Direitos da terceira idade: Como enfrentar esse desafio nacional?

Enviada em 11/07/2021

No período entre os anos 1900 a 1950, a taxa de fecundidade começou a diminuir, e em contrapartida, o número de idosos presentes no mundo aumentou. Em conjunto a isso, a criação de leis que asseguram os direitos da população com existência mais avançada se tornou evidente. Na contemporaneidade, muitas das normas criadas direcionadas ao bem-estar do grupo de terceira idade não são exercidas e nem colocadas em prática. E, por meio dessa realidade, são observados alguns efeitos negativos que prejudicam, tanto no desempenho individual do idoso, quanto na sua convivência com a sociedade.

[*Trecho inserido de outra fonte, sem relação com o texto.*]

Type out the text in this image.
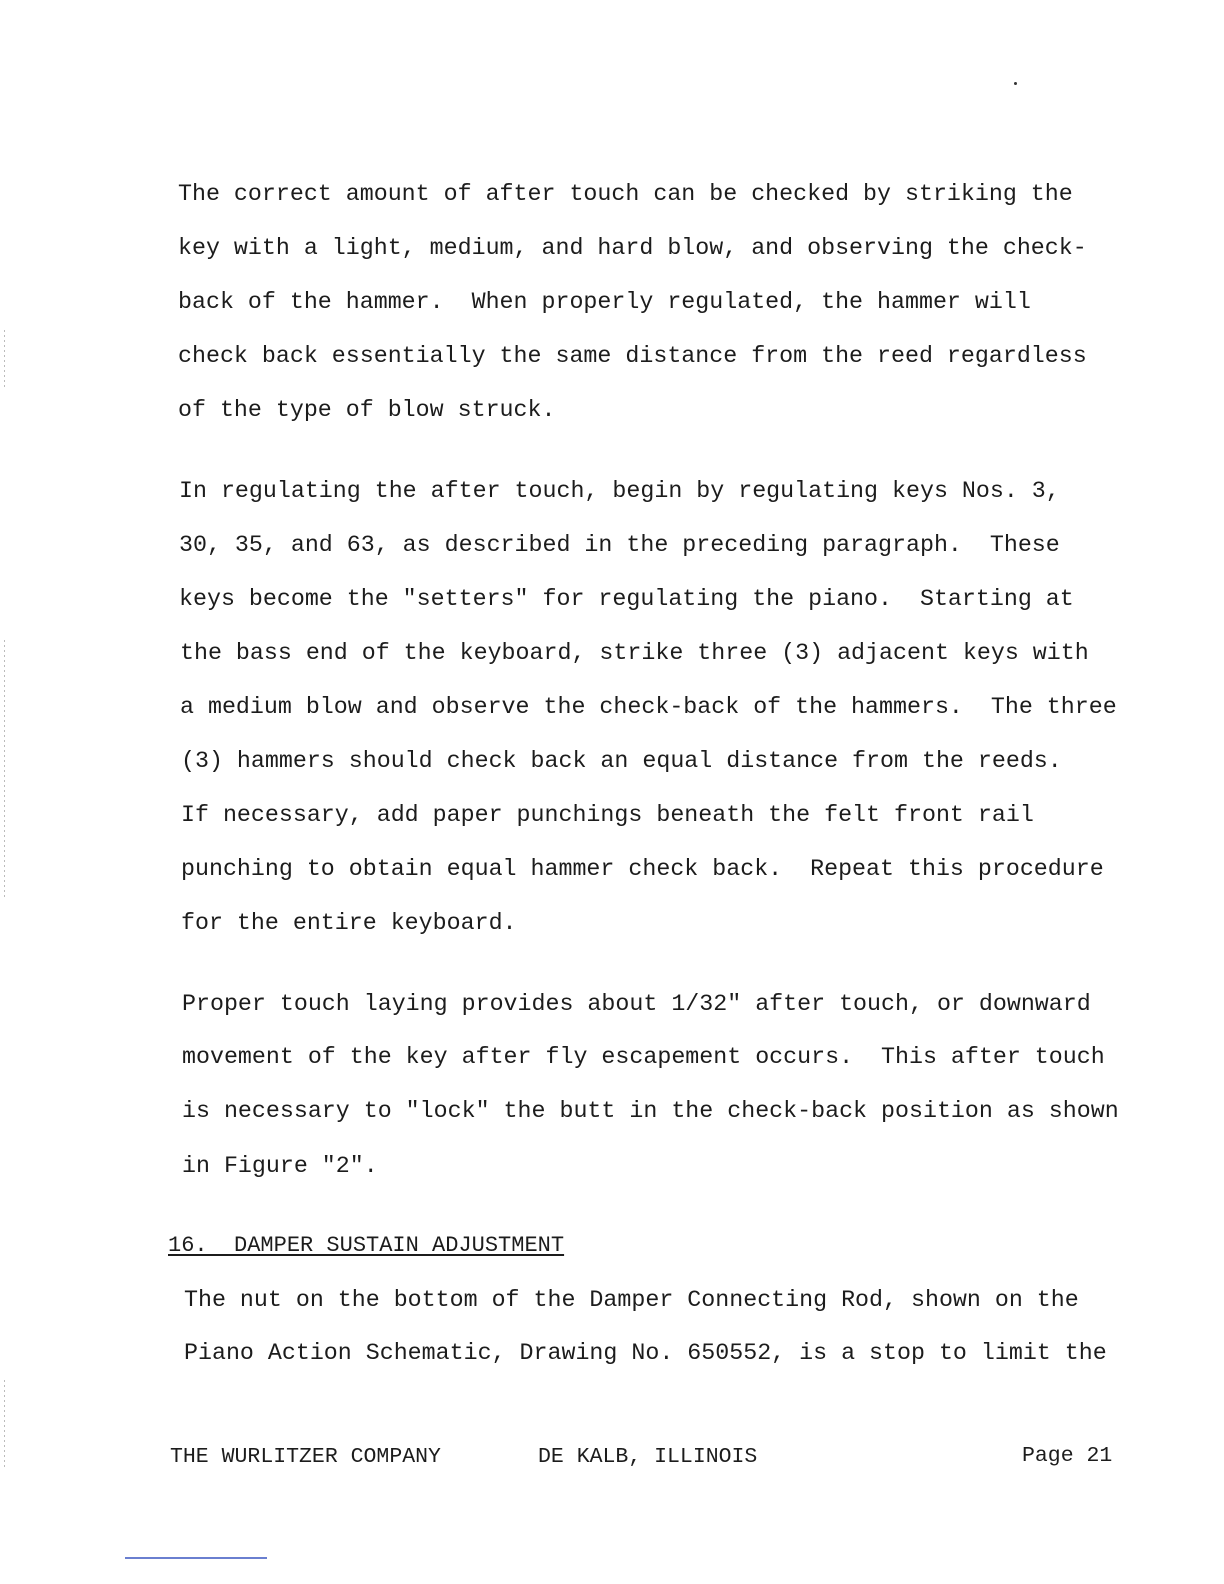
The correct amount of after touch can be checked by striking the
key with a light, medium, and hard blow, and observing the check-
back of the hammer.  When properly regulated, the hammer will
check back essentially the same distance from the reed regardless
of the type of blow struck.
In regulating the after touch, begin by regulating keys Nos. 3,
30, 35, and 63, as described in the preceding paragraph.  These
keys become the "setters" for regulating the piano.  Starting at
the bass end of the keyboard, strike three (3) adjacent keys with
a medium blow and observe the check-back of the hammers.  The three
(3) hammers should check back an equal distance from the reeds.
If necessary, add paper punchings beneath the felt front rail
punching to obtain equal hammer check back.  Repeat this procedure
for the entire keyboard.
Proper touch laying provides about 1/32" after touch, or downward
movement of the key after fly escapement occurs.  This after touch
is necessary to "lock" the butt in the check-back position as shown
in Figure "2".
16.  DAMPER SUSTAIN ADJUSTMENT
The nut on the bottom of the Damper Connecting Rod, shown on the
Piano Action Schematic, Drawing No. 650552, is a stop to limit the
THE WURLITZER COMPANY	DE KALB, ILLINOIS	Page 21
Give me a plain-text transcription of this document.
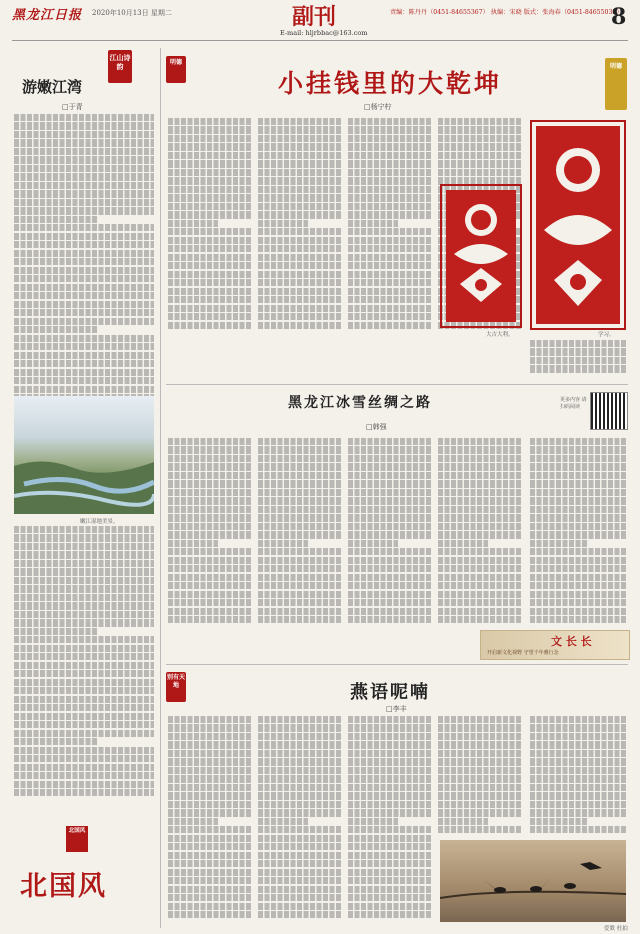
黑龙江日报 2020年10月13日 星期二	副刊
E-mail: hljrbbac@163.com
责编：陈丹丹（0451-84655367） 执编：宋晓 版式：张海春（0451-84655033）
8
江山诗韵
游嫩江湾
□于青
嫩江湿地美景。
北国风
北国风
明德
小挂钱里的大乾坤
□杨宁柠
明德
大吉大利。	学习。
黑龙江冰雪丝绸之路
□韩强
更多内容 请扫码阅读
文 长 长
开启新文化视野 守望千年雅行念
别有天地	燕语呢喃
□李丰
爱歌 杜拍
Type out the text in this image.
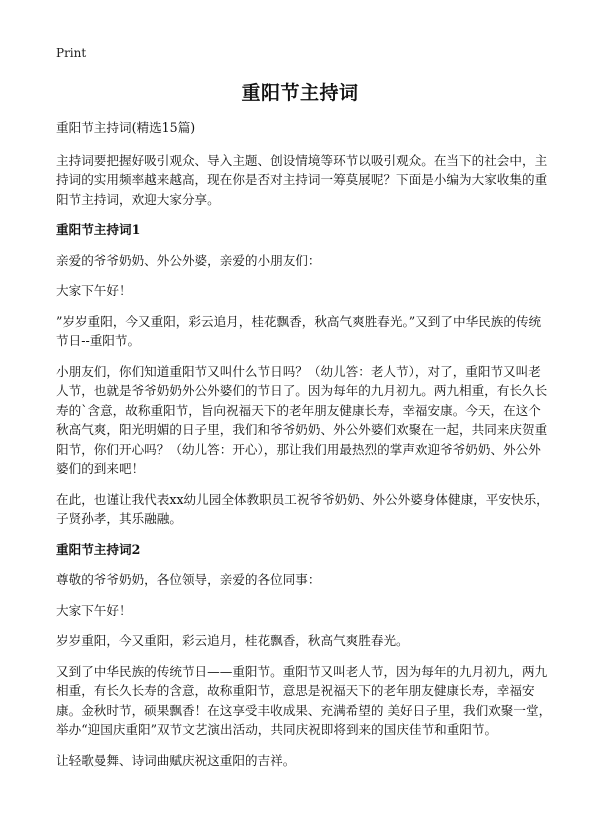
Print
重阳节主持词

重阳节主持词(精选15篇)

主持词要把握好吸引观众、导入主题、创设情境等环节以吸引观众。在当下的社会中，主持词的实用频率越来越高，现在你是否对主持词一筹莫展呢？下面是小编为大家收集的重阳节主持词，欢迎大家分享。

重阳节主持词1

亲爱的爷爷奶奶、外公外婆，亲爱的小朋友们：

大家下午好！

”岁岁重阳，今又重阳，彩云追月，桂花飘香，秋高气爽胜春光。”又到了中华民族的传统节日--重阳节。

小朋友们，你们知道重阳节又叫什么节日吗？（幼儿答：老人节），对了，重阳节又叫老人节，也就是爷爷奶奶外公外婆们的节日了。因为每年的九月初九。两九相重，有长久长寿的`含意，故称重阳节，旨向祝福天下的老年朋友健康长寿，幸福安康。今天，在这个秋高气爽，阳光明媚的日子里，我们和爷爷奶奶、外公外婆们欢聚在一起，共同来庆贺重阳节，你们开心吗？（幼儿答：开心），那让我们用最热烈的掌声欢迎爷爷奶奶、外公外婆们的到来吧！

在此，也谨让我代表xx幼儿园全体教职员工祝爷爷奶奶、外公外婆身体健康，平安快乐，子贤孙孝，其乐融融。

重阳节主持词2

尊敬的爷爷奶奶，各位领导，亲爱的各位同事：

大家下午好！

岁岁重阳，今又重阳，彩云追月，桂花飘香，秋高气爽胜春光。

又到了中华民族的传统节日——重阳节。重阳节又叫老人节，因为每年的九月初九，两九相重，有长久长寿的含意，故称重阳节，意思是祝福天下的老年朋友健康长寿，幸福安康。金秋时节，硕果飘香！在这享受丰收成果、充满希望的 美好日子里，我们欢聚一堂，举办“迎国庆重阳”双节文艺演出活动，共同庆祝即将到来的国庆佳节和重阳节。

让轻歌曼舞、诗词曲赋庆祝这重阳的吉祥。
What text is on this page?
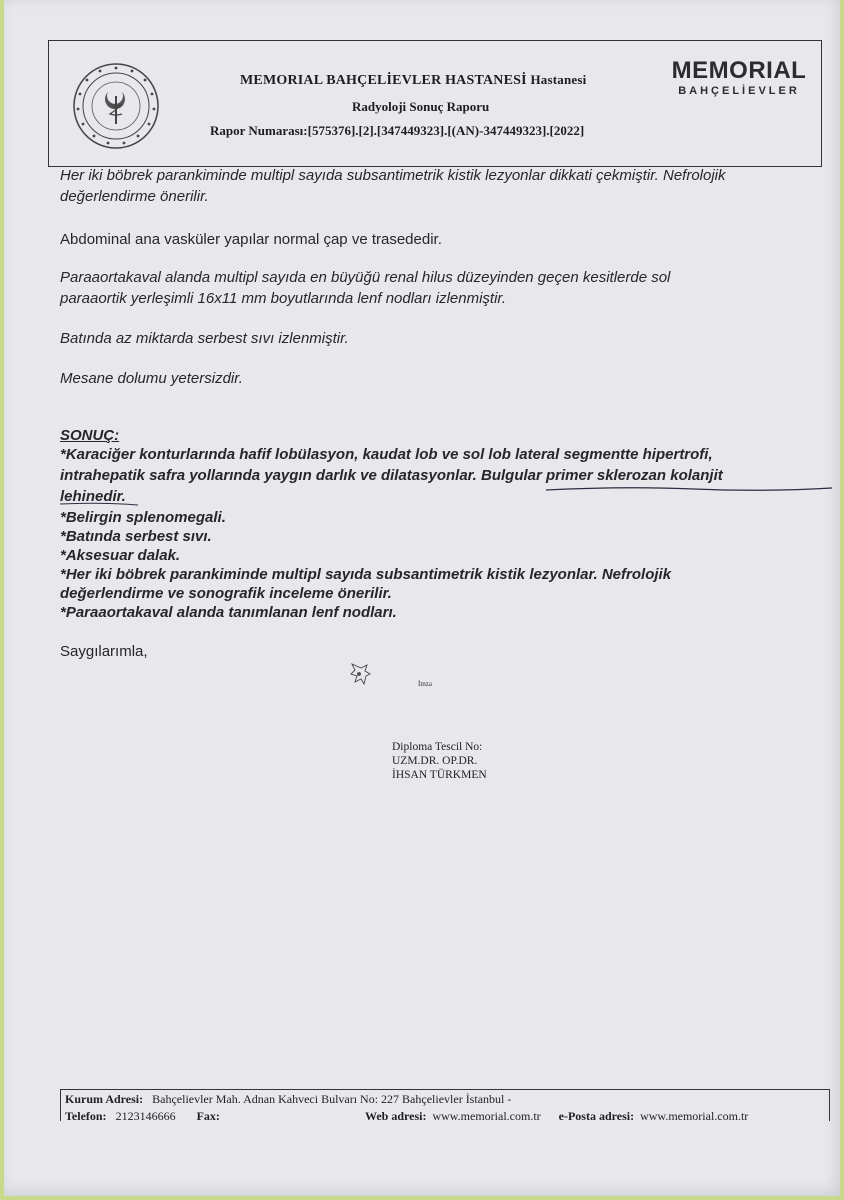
MEMORIAL BAHÇELİEVLER HASTANESİ Hastanesi
Radyoloji Sonuç Raporu
Rapor Numarası:[575376].[2].[347449323].[(AN)-347449323].[2022]
MEMORIAL
BAHÇELİEVLER
Her iki böbrek parankiminde multipl sayıda subsantimetrik kistik lezyonlar dikkati çekmiştir. Nefrolojik
değerlendirme önerilir.
Abdominal ana vasküler yapılar normal çap ve trasededir.
Paraaortakaval alanda multipl sayıda en büyüğü renal hilus düzeyinden geçen kesitlerde sol
paraaortik yerleşimli 16x11 mm boyutlarında lenf nodları izlenmiştir.
Batında az miktarda serbest sıvı izlenmiştir.
Mesane dolumu yetersizdir.
SONUÇ:
*Karaciğer konturlarında hafif lobülasyon, kaudat lob ve sol lob lateral segmentte hipertrofi,
intrahepatik safra yollarında yaygın darlık ve dilatasyonlar. Bulgular primer sklerozan kolanjit
lehinedir.
*Belirgin splenomegali.
*Batında serbest sıvı.
*Aksesuar dalak.
*Her iki böbrek parankiminde multipl sayıda subsantimetrik kistik lezyonlar. Nefrolojik
değerlendirme ve sonografik inceleme önerilir.
*Paraaortakaval alanda tanımlanan lenf nodları.
Saygılarımla,
İmza
Diploma Tescil No:
UZM.DR. OP.DR.
İHSAN TÜRKMEN
Kurum Adresi: Bahçelievler Mah. Adnan Kahveci Bulvarı No: 227 Bahçelievler İstanbul -
Telefon: 2123146666 Fax:	Web adresi: www.memorial.com.tr e-Posta adresi: www.memorial.com.tr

Em primeiro plano, é necessário debater que é de grande importância a concretização dos deveres propostos pelas leis a favor dos idosos. Mas, em sentido contrário, essa não é uma verdade que se aplica aos dias atuais, uma vez que os indivíduos da terceira idade são submetidos - pela carência de informação análoga ao interesse das pessoas sobre o grupo - aos maus tratos e a falta de exercer seus direitos em comunidade. Mediante a essa ideia, intensificou-se os números de denúncias contra a violação das leis disponibilizadas para as pessoas de idade avançada, fator que se evidencia por uma fala do secretário nacional de promoção e defesa dos direitos da pessoa idosa, António Costa, a qual revela que em maio do ano de 2020, houve um aumento de 17 mil nos casos de violência em idosos.

Somado a isso, vale discutir que a falha de acordo com realização das leis da terceira idade, resulta em uma grande quantidade de impasses para a população. Além de que as vítimas passarão a possuir problemas em sua convivência pessoal, já que terão que enfrentar novos desafios e ultrapassar diversos impasses, essas não reparações dos direitos da pessoa idosa causam adversidades em seu relacionamento com o grupo social, uma vez que o mesmo tem que lidar com algumas dificuldades como negligência, violência psicológica, abuso financeiro e econômico, por exemplo, e por isso passa a adquirir receio sobre muitas pessoas e não consegue obter uma boa ligação afetiva com uma parcela significativa da população.

Portanto, é primordial diminuir todas as repercussões causadas pela dificuldade de enfrentar o ato de não cumprir as normas propostas para o grupo da terceira idade. Por isso, cabe ao Estatuto do Idoso, em conjunto com o Poder Judiciário do Brasil, promover fiscalizações das leis do pessoa idosa, ao mesmo ponto que deve criar campanhas que mostrem a importância de proporcionar os direitos para as pessoas de idade mais avançada, de forma que incentivem o grupo social a seguir de acordo com o que a lei propõe. Dessa maneira, a dificuldade proposta pelo problema de enfrentar os desafios da terceira idade serão superados de forma mais ativa.